Scientist admits climate errors were 'embarrassing'

By Steve Connor, Science Editor, in San Diego

The independent, Monday, 22 February 2010



http://www.independent.co.uk/news/science/scientist-admits-climate-errors-were-embarrassing-1906478.html

One of President Barack Obama's leading scientific advisers has criticised the UN body overseeing the science of climate change, describing the errors and sloppy mistakes which have affected public confidence in climate science as "an embarrassment".

Jane Lubchenco, the administrator of the US National Oceanic and Atmospheric Administration (NOAA), said that the fundamental science of climate change had not been affected by the errors in the Intergovernmental Panel on Climate Change (IPCC) reports and the "totality" of the scientific assessments was still sound.

"[The IPCC] has had a wake-up call and it is taking steps to address the mistakes that were made and to ensure that they don't happen again," Dr Lubchenco said. "I think it is important to recognise there were errors ... but that those errors are very few relative to the thousands of conclusions that are in the report."

The 2007 report of the IPCC working group 2 said the Himalayan glaciers were likely to have melted by 2035, a statement based on speculation. Other parts of the report were based on non-peer reviewed literature.

"I think the existence of any errors at all is an embarrassment, and the leaders of the IPCC are absolutely committed to examining the processes and checks and balances that are in place to make it as error-free as is humanly possible. Scientists working on the next IPCC have had very intense serious discussions about how to improve the process, how to make it even better," Dr Lubchenco said.

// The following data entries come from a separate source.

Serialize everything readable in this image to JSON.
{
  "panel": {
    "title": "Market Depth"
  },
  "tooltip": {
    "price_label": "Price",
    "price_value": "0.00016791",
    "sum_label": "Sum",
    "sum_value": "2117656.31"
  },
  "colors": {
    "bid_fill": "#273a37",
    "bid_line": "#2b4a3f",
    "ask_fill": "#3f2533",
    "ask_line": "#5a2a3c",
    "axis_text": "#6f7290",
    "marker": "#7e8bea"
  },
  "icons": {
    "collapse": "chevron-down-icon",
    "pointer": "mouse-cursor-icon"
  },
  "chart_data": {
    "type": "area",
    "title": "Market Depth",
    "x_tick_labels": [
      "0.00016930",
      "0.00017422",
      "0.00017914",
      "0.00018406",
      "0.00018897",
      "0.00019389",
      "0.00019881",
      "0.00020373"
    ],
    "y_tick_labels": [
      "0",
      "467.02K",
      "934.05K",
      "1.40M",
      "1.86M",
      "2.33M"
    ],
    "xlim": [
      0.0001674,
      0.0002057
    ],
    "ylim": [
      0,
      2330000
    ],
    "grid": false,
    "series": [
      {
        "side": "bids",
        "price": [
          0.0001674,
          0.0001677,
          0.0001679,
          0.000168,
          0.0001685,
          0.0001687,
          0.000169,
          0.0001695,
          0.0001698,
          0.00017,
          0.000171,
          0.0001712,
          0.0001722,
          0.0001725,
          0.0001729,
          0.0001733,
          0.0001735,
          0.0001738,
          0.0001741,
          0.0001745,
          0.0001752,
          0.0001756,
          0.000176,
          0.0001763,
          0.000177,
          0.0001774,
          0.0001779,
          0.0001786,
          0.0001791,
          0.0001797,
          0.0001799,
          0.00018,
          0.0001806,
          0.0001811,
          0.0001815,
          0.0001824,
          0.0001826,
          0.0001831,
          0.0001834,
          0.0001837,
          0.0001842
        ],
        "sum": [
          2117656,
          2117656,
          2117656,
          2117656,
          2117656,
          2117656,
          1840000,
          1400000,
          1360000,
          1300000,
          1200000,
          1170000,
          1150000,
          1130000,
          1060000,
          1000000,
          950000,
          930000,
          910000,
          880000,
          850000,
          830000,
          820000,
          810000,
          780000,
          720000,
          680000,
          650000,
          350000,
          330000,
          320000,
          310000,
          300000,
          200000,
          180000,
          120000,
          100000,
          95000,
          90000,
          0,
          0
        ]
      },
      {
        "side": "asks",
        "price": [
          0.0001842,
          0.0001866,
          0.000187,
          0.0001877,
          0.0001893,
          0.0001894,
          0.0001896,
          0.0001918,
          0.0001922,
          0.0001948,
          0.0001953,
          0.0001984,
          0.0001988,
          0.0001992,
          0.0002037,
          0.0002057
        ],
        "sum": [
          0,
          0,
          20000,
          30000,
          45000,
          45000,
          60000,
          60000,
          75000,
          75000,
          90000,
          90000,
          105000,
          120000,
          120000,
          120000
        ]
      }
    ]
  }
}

"It's also important to note that despite those errors, the totality of the IPCC is robust and that the conclusions that the Earth is warming and that humans are largely responsible for most of the warming in the last few decades, those conclusions do not rest on any single analysis or any single dataset or any single [one] of the thousands of conclusions," she said. "The fundamental conclusions of the IPCC remain robust."